Before anything else: what exactly are these “Stirling numbers” we keep hearing about? Well, they’re basically just fancy math terms used to describe how many ways you can arrange a set of objects. For example, if you have 5 people and want to know how many different groups of 3 you could make (without repeating anyone), the answer would be:

{5 choose 3} = {120}

That’s just one way to write it there are actually a few different notations for Stirling numbers.

So here’s the deal: if you want to find out how many ways there are to arrange n objects in k groups of size r each (without repeating anyone), you need to use a formula called Stirling numbers of the second kind. It looks like this:

{n choose k} = {1 over k!} * sum from j=k to n of {n choose j} * {j choose k} * (-1)^(j-k) * (j-k)! / r^(j-k)

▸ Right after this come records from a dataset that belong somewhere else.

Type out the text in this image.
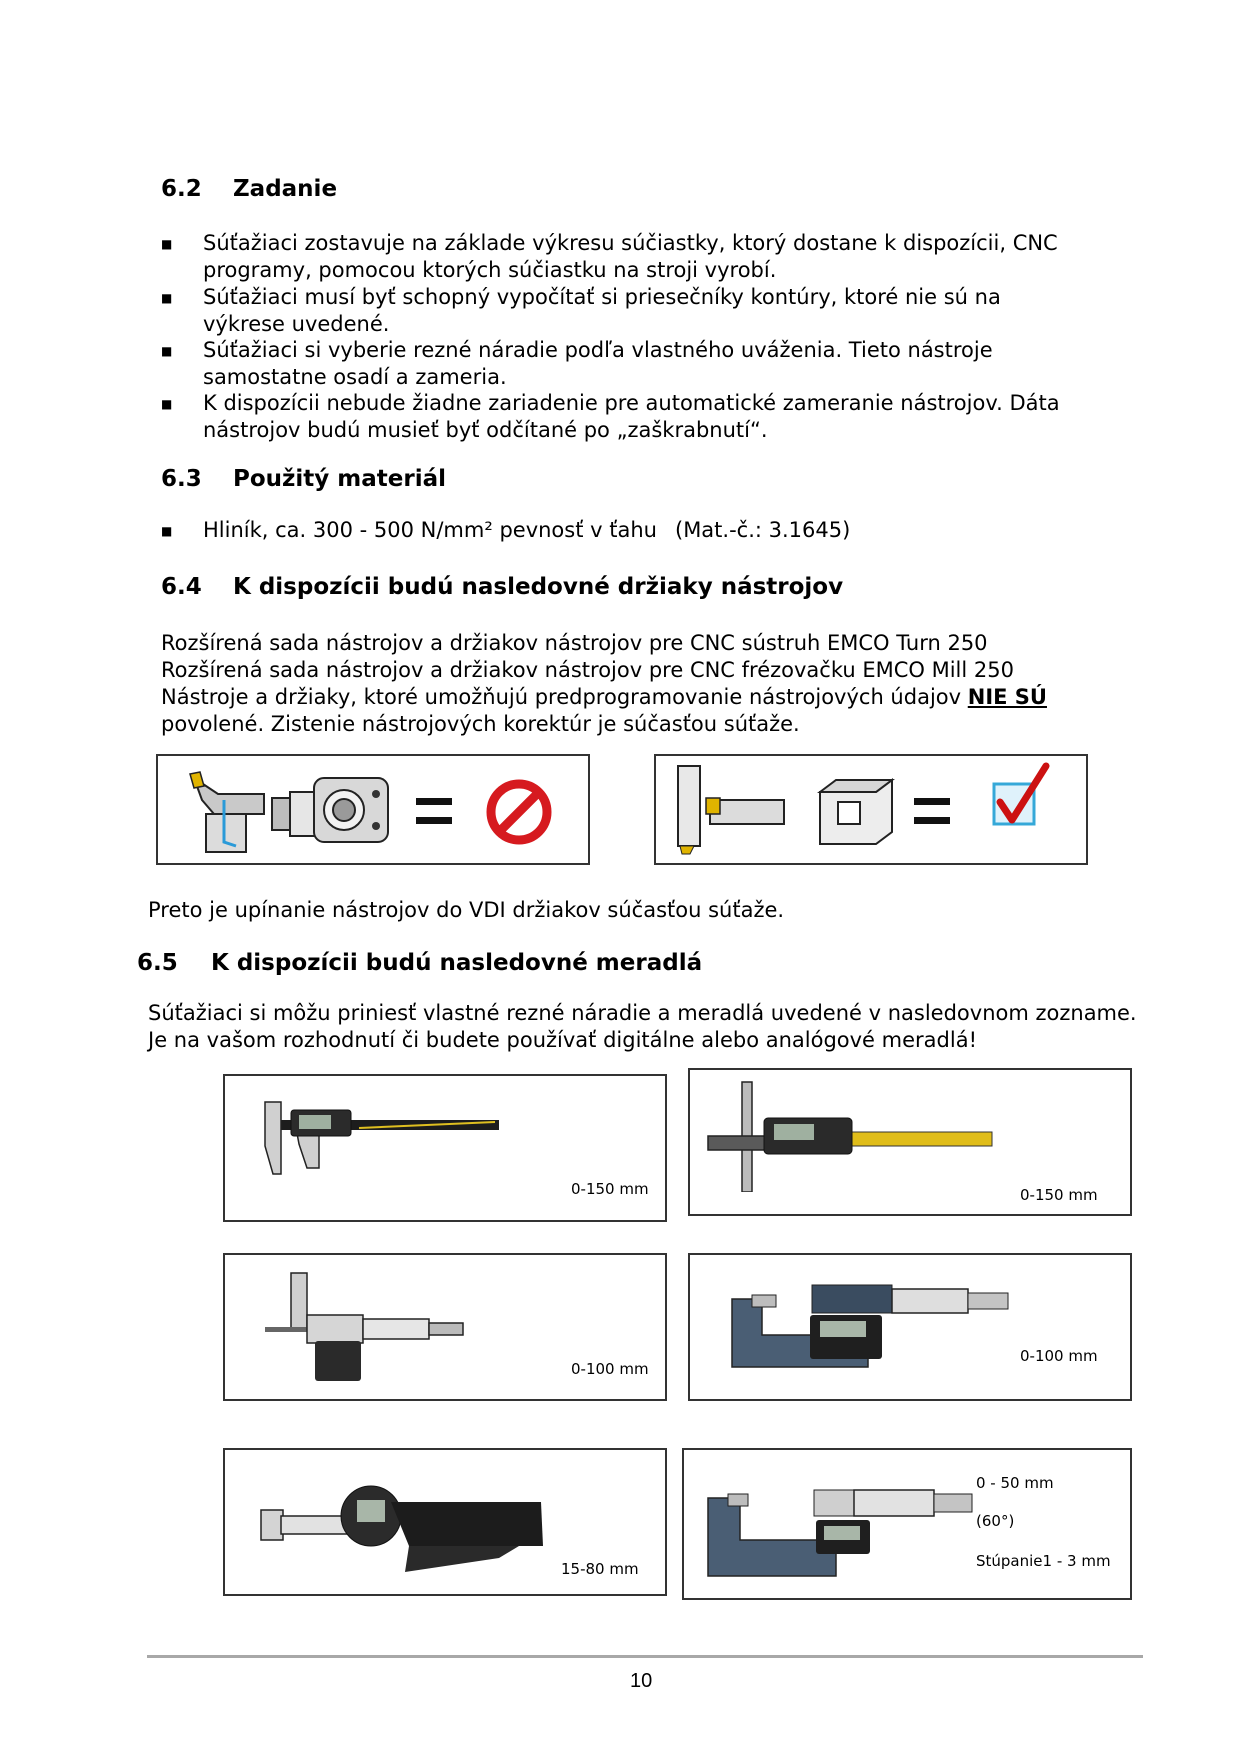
6.2 Zadanie
■ Súťažiaci zostavuje na základe výkresu súčiastky, ktorý dostane k dispozícii, CNC
programy, pomocou ktorých súčiastku na stroji vyrobí.
■ Súťažiaci musí byť schopný vypočítať si priesečníky kontúry, ktoré nie sú na
výkrese uvedené.
■ Súťažiaci si vyberie rezné náradie podľa vlastného uváženia. Tieto nástroje
samostatne osadí a zameria.
■ K dispozícii nebude žiadne zariadenie pre automatické zameranie nástrojov. Dáta
nástrojov budú musieť byť odčítané po „zaškrabnutí“.
6.3 Použitý materiál
■ Hliník, ca. 300 - 500 N/mm² pevnosť v ťahu (Mat.-č.: 3.1645)
6.4 K dispozícii budú nasledovné držiaky nástrojov
Rozšírená sada nástrojov a držiakov nástrojov pre CNC sústruh EMCO Turn 250
Rozšírená sada nástrojov a držiakov nástrojov pre CNC frézovačku EMCO Mill 250
Nástroje a držiaky, ktoré umožňujú predprogramovanie nástrojových údajov NIE SÚ
povolené. Zistenie nástrojových korektúr je súčasťou súťaže.
Preto je upínanie nástrojov do VDI držiakov súčasťou súťaže.
6.5 K dispozícii budú nasledovné meradlá
Súťažiaci si môžu priniesť vlastné rezné náradie a meradlá uvedené v nasledovnom zozname.
Je na vašom rozhodnutí či budete používať digitálne alebo analógové meradlá!
0-150 mm	0-150 mm
0-100 mm
0-100 mm
15-80 mm
0 - 50 mm
(60°)
Stúpanie1 - 3 mm
10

Now, I know that looks like a bunch of gibberish, but trust me it’s actually pretty simple once you break it down. Let’s go through each part step by step:

1. {n choose k} = the number of ways to arrange n objects in k groups (without repeating anyone)
2. 1 over k! = this is just a way to make sure we don’t count any duplicates when calculating our answer it basically means “divide by the factorial of k”
3. sum from j=k to n: this part tells us that we want to add up all the possible values for j (starting at k and going up to n)
4. {n choose j} * {j choose k}: this is just a way to calculate how many ways there are to arrange n objects in j groups, with k of those groups being specifically arranged in a certain order (without repeating anyone). The first part ({n choose j}) tells us how many different arrangements we can make for all j groups, while the second part ({j choose k}) tells us how many different ways there are to arrange just the k groups that interest us.
5. (-1)^(j-k): this is a fancy way of saying “multiply by -1 if j is greater than k” (which we do because we want to make sure our answer includes both cases where some people end up in smaller groups, and others where they’re all grouped together).
6. (j-k)!: this part tells us how many different ways there are to arrange the remaining r objects after we’ve already arranged k of them into their own specific groups. The exclamation point (!) is just a way to indicate that we want to calculate the factorial of j-k which basically means “multiply all the numbers from 1 up to (j-k)”
7. r^(j-k): this part tells us how many different ways there are to arrange the remaining r objects after we’ve already arranged k of them into their own specific groups, but now we want to make sure that each group has exactly one person in it (which is why we divide by r).

Of course, if you’re still feeling confused or overwhelmed, don’t hesitate to reach out and ask me any questions! I’m always here to help.